# 64 GTO Mystery switches - any ideas?



## 64GOAT (Mar 13, 2008)

Hey people I have a couple of switches in my goat(the one I dug out of 25 yrs. of storage in a barn- see topic 64 GTO questions in General Dissucions) that I have no idea what the do, any help would be greatly appreciated, Thanks.

1st switch : It is located on the bottom/underside of left hand side of the dash. It kind of thimble shaped and matches the rest of the switches in the dash such as lights,wipers,etc. It has a positive click for on/off and then rotates to a stop. Like a radio knob.I know it is not the dome light or the head lights,wipers,windshieldwasher,highbeams. 

2nd switch : It is located on the bottom/underside of the right hand side of the dash. It is a toggle switch mounted on a aluminum plate that says Mallory it has a blue indicator light for one of the postions. The switch has two positions left/street and right/strip. Indicator light does not light in either of positions.

Neither switch seems to do anything right now, but the one on the left sure looks original. Any input/advice would be greatly appreciated..............Thanks Again......


----------



## macgto7004 (Jul 22, 2007)

I'm just guessing here, but the one on the left, sounds like it would have been for a reverb speaker amplifier for the rear. They were all the rage back in the 60s (for what reason, I have no clue) The switch would turn the reverb on/off and the knob would rotate for amp gain.

As far as the other one, sounds definately like something that was added. Since it is marked street/strip, I'm sure it was for some sort of performance enhancement. Could have been for something like an exhaust cut out. Sounds like a previous owner did some weekend drag racing in this car.

Russ


----------



## Rukee (Feb 8, 2007)

It probably controlled a Mallory ignition box and maybe bypassed the rev limiter in the strip mode....maybe?


----------



## 05GTO (Oct 6, 2004)

If it is located to the lower left of the ignition switch it could be a cowl vent control, if it is located to the lower right it may be a remote for the outside mirror.
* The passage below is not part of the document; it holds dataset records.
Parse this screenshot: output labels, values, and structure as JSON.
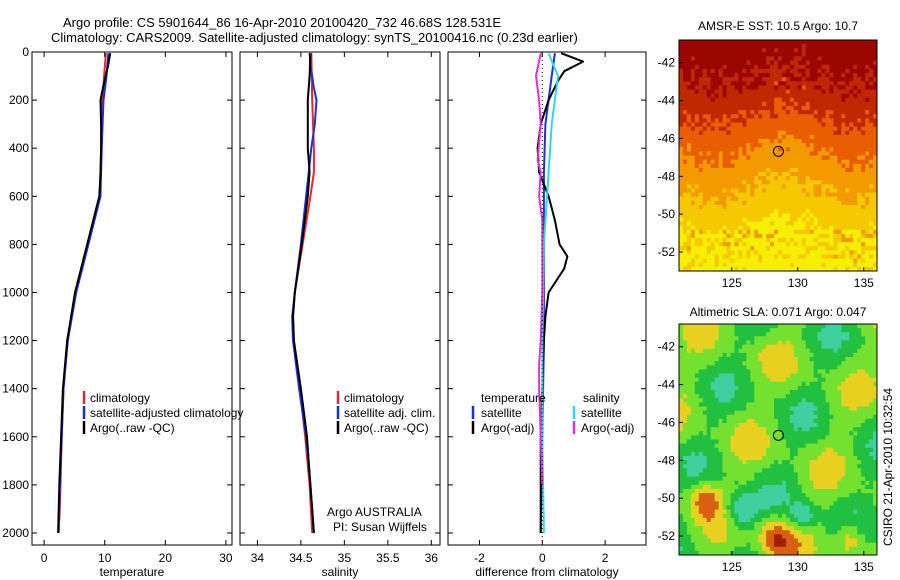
{
  "header": {
    "line1": "Argo profile: CS 5901644_86 16-Apr-2010 20100420_732 46.68S 128.531E",
    "line2": "Climatology: CARS2009. Satellite-adjusted climatology: synTS_20100416.nc (0.23d earlier)"
  },
  "credits": {
    "argo_country": "Argo AUSTRALIA",
    "pi": "PI: Susan Wijffels",
    "stamp": "CSIRO 21-Apr-2010 10:32:54"
  },
  "colors": {
    "climatology": "#e8262b",
    "satellite": "#1c2fd8",
    "argo": "#000000",
    "sal_satellite": "#2fd8e6",
    "sal_argo": "#e22fd8"
  },
  "chart_data": [
    {
      "type": "line",
      "id": "temperature",
      "xlabel": "temperature",
      "ylabel": "",
      "xlim": [
        -2,
        31
      ],
      "ylim": [
        2050,
        0
      ],
      "xticks": [
        0,
        10,
        20,
        30
      ],
      "yticks": [
        0,
        200,
        400,
        600,
        800,
        1000,
        1200,
        1400,
        1600,
        1800,
        2000
      ],
      "legend": [
        "climatology",
        "satellite-adjusted climatology",
        "Argo(..raw -QC)"
      ],
      "series": [
        {
          "name": "climatology",
          "depth": [
            5,
            100,
            200,
            400,
            600,
            800,
            1000,
            1200,
            1400,
            1600,
            1800,
            1950
          ],
          "values": [
            10.2,
            9.9,
            9.6,
            9.4,
            9.2,
            7.2,
            5.2,
            3.8,
            3.2,
            2.9,
            2.7,
            2.5
          ]
        },
        {
          "name": "satellite-adjusted climatology",
          "depth": [
            5,
            100,
            200,
            400,
            600,
            800,
            1000,
            1200,
            1400,
            1600,
            1800,
            2000
          ],
          "values": [
            10.6,
            10.3,
            9.8,
            9.5,
            9.3,
            7.3,
            5.3,
            3.9,
            3.2,
            2.9,
            2.6,
            2.4
          ]
        },
        {
          "name": "Argo(..raw -QC)",
          "depth": [
            5,
            50,
            150,
            200,
            300,
            400,
            500,
            600,
            800,
            1000,
            1200,
            1400,
            1600,
            1800,
            2000
          ],
          "values": [
            10.9,
            10.6,
            9.7,
            9.3,
            9.4,
            9.4,
            9.3,
            9.1,
            7.1,
            5.1,
            3.8,
            3.1,
            2.8,
            2.5,
            2.3
          ]
        }
      ]
    },
    {
      "type": "line",
      "id": "salinity",
      "xlabel": "salinity",
      "ylabel": "",
      "xlim": [
        33.8,
        36.1
      ],
      "ylim": [
        2050,
        0
      ],
      "xticks": [
        34,
        34.5,
        35,
        35.5,
        36
      ],
      "legend": [
        "climatology",
        "satellite adj. clim.",
        "Argo(..raw -QC)"
      ],
      "series": [
        {
          "name": "climatology",
          "depth": [
            5,
            200,
            400,
            500,
            600,
            800,
            1000,
            1100,
            1200,
            1400,
            1600,
            1800,
            2000
          ],
          "values": [
            34.62,
            34.63,
            34.65,
            34.65,
            34.61,
            34.52,
            34.43,
            34.41,
            34.42,
            34.49,
            34.55,
            34.6,
            34.63
          ]
        },
        {
          "name": "satellite adj. clim.",
          "depth": [
            5,
            50,
            150,
            200,
            300,
            400,
            500,
            600,
            800,
            1000,
            1100,
            1200,
            1400,
            1600,
            1800,
            2000
          ],
          "values": [
            34.6,
            34.61,
            34.65,
            34.68,
            34.66,
            34.62,
            34.59,
            34.56,
            34.5,
            34.43,
            34.4,
            34.41,
            34.48,
            34.56,
            34.61,
            34.65
          ]
        },
        {
          "name": "Argo(..raw -QC)",
          "depth": [
            5,
            100,
            200,
            300,
            400,
            500,
            600,
            800,
            1000,
            1100,
            1200,
            1400,
            1600,
            1800,
            2000
          ],
          "values": [
            34.61,
            34.6,
            34.58,
            34.58,
            34.58,
            34.6,
            34.58,
            34.51,
            34.43,
            34.41,
            34.42,
            34.5,
            34.57,
            34.61,
            34.65
          ]
        }
      ]
    },
    {
      "type": "line",
      "id": "difference",
      "xlabel": "difference from climatology",
      "ylabel": "",
      "xlim": [
        -3,
        3.3
      ],
      "ylim": [
        2050,
        0
      ],
      "xticks": [
        -2,
        0,
        2
      ],
      "legend_temperature": [
        "temperature",
        "satellite",
        "Argo(-adj)"
      ],
      "legend_salinity": [
        "salinity",
        "satellite",
        "Argo(-adj)"
      ],
      "series": [
        {
          "name": "temperature satellite",
          "depth": [
            5,
            100,
            300,
            500,
            800,
            1200,
            1600,
            2000
          ],
          "values": [
            0.4,
            0.3,
            0.1,
            0.05,
            0.05,
            0.05,
            0.0,
            -0.05
          ]
        },
        {
          "name": "temperature Argo(-adj)",
          "depth": [
            5,
            40,
            80,
            120,
            200,
            300,
            400,
            500,
            600,
            700,
            800,
            850,
            900,
            1000,
            1100,
            1200,
            1400,
            1600,
            1800,
            2000
          ],
          "values": [
            0.6,
            1.3,
            0.7,
            0.5,
            0.2,
            -0.05,
            -0.15,
            -0.1,
            0.2,
            0.4,
            0.55,
            0.8,
            0.7,
            0.2,
            0.1,
            0.05,
            0.0,
            -0.05,
            -0.05,
            -0.05
          ]
        },
        {
          "name": "salinity satellite",
          "depth": [
            5,
            100,
            300,
            500,
            800,
            1200,
            1600,
            2000
          ],
          "values": [
            0.2,
            0.5,
            0.3,
            0.2,
            0.05,
            0.0,
            0.0,
            0.05
          ]
        },
        {
          "name": "salinity Argo(-adj)",
          "depth": [
            5,
            100,
            200,
            300,
            450,
            500,
            600,
            700,
            800,
            1000,
            1200,
            1300,
            1400,
            1600,
            1800
          ],
          "values": [
            -0.05,
            -0.2,
            -0.1,
            -0.05,
            -0.15,
            -0.05,
            -0.1,
            0.0,
            0.0,
            0.0,
            -0.05,
            -0.1,
            -0.1,
            -0.05,
            0.0
          ]
        }
      ]
    },
    {
      "type": "heatmap",
      "id": "sst_map",
      "title": "AMSR-E SST: 10.5 Argo: 10.7",
      "xlim": [
        121,
        136
      ],
      "ylim": [
        -53,
        -40.8
      ],
      "xticks": [
        125,
        130,
        135
      ],
      "yticks": [
        -42,
        -44,
        -46,
        -48,
        -50,
        -52
      ],
      "argo_marker": [
        128.531,
        -46.68
      ],
      "colormap": [
        "#f6f000",
        "#f5c800",
        "#f29a00",
        "#e85e00",
        "#c02800",
        "#9a0600"
      ]
    },
    {
      "type": "heatmap",
      "id": "sla_map",
      "title": "Altimetric SLA: 0.071 Argo: 0.047",
      "xlim": [
        121,
        136
      ],
      "ylim": [
        -53,
        -40.8
      ],
      "xticks": [
        125,
        130,
        135
      ],
      "yticks": [
        -42,
        -44,
        -46,
        -48,
        -50,
        -52
      ],
      "argo_marker": [
        128.531,
        -46.68
      ],
      "colormap": [
        "#2aa0d0",
        "#3fd0a0",
        "#22c040",
        "#74e030",
        "#e8d020",
        "#d86010",
        "#a02000"
      ]
    }
  ]
}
I snapped a picture of my resto guide for a 64 dash,


----------



## 64GOAT (Mar 13, 2008)

We were out of town for spring break just got back. Thanks to all of you who replied. Well after hours and hours of tracing wires I have semi-solved the mystery switches. 

The first one was what Russ said it was( I think) it goes to a rectangle box behind the rear seat that looks like it has been there since day one, I'm not postive what the box is since it has no wires leading out of it but it sure looks like it went to the rear speakers.
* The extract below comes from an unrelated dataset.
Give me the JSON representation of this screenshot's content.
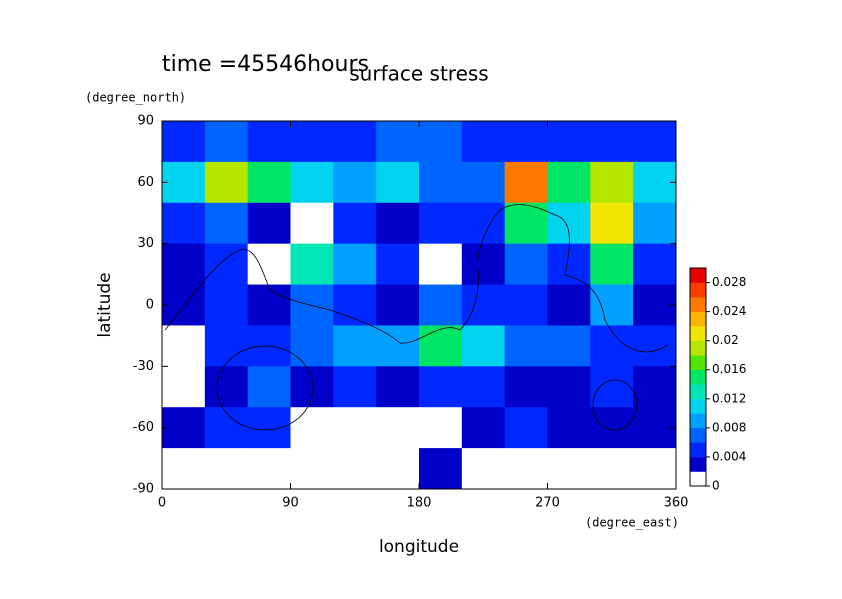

The second switch is a bypass for the ballast resistor for the points. I'm guessing the idea was more voltage to the points for the quarter mile pass and then back to normal to save the points from burning up. I wonder if it really does anything for the quarter mile performance?
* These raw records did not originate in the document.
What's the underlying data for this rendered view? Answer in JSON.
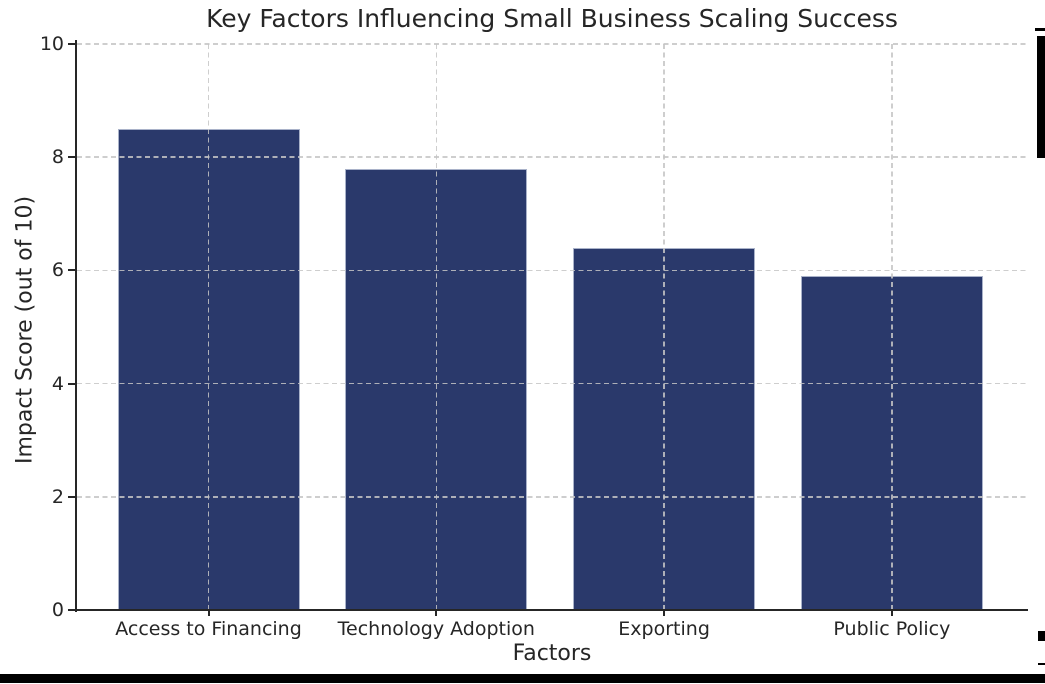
{
  "chart_data": {
    "type": "bar",
    "title": "Key Factors Influencing Small Business Scaling Success",
    "categories": [
      "Access to Financing",
      "Technology Adoption",
      "Exporting",
      "Public Policy"
    ],
    "values": [
      8.5,
      7.8,
      6.4,
      5.9
    ],
    "xlabel": "Factors",
    "ylabel": "Impact Score (out of 10)",
    "ylim": [
      0,
      10
    ],
    "yticks": [
      0,
      2,
      4,
      6,
      8,
      10
    ],
    "grid": "dashed, horizontal and vertical, drawn over bars",
    "legend": "none"
  },
  "colors": {
    "bar": "#2a396b",
    "bar_edge": "#a9b2c9",
    "grid": "rgba(197,197,197,0.85)",
    "text": "#262626",
    "spine": "#262626",
    "window_marks": "#000000",
    "background": "#ffffff"
  },
  "window": {
    "right_edge_marks": [
      "top-dash",
      "scrollbar-thumb",
      "bottom-square",
      "bottom-dash"
    ],
    "bottom_border": "solid black bar"
  }
}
Thanks again for you time you guys and take care until the next questions for this restoration. I have pic's but don't know how to post them. You should of seen this thing when I found it, old barn, no hood , windows down, and and inch of dust atleast. And this was a old show car with chrome evrything, a-arms, coil springs, etc. , hand polished muncie, painted frame, etc. etc.....


----------



## 05GTO (Oct 6, 2004)

64GOAT said:


> I have pic's but don't know how to post them


When you start a thread or reply, page down to Additional Options and select Manage Attachments, then select browse and upload the pictures from your PC.


----------



## silversport (Mar 23, 2007)

"Vibrasonic" sound???...for the radio...provides reverb (an echo) for more lifelike sound...macgto nailed it I suspect...cool
:seeya
Bill


----------



## 64GOAT (Mar 13, 2008)

When I got this car out of the barn there was a few boxes that came with it. In one box was a 1964 389 Edlebrock P22 dual four barrel intake in like new condition. In the one of the other was dozens of old magazines in excelent condition mostly 1963 to 1965 Hot Rods, with a few Super Stock and one magazine called Cars(the automotivemagazine) with the original road test of the 1964 GTO. Any idea what these things are worth??? Thanks again for your time.....


----------



## 64GOAT (Mar 13, 2008)

I'm thinking if the intake is not that hard to come by even though they do not make them anymore , I'm going to do some fabricating to convert it to a blower manifold since I can not find a 1964 389 blower manifold ANYWHERE.....and the mags are just a would like to know deal since I do not plan on getting rid of them they are really neat to look at... kind of like going back in time.....Thanks again and take care.....


----------



## Eric Animal (Oct 28, 2007)

Sounds like my kinda car...lots of chrome, some old school suspension stuff . Not into that whole lowering look with the low profile tires....GOOD LUCK with the resto...and I agree that that switch to the box is for a reverb "VIBRA-SONIC SOUND"..


----------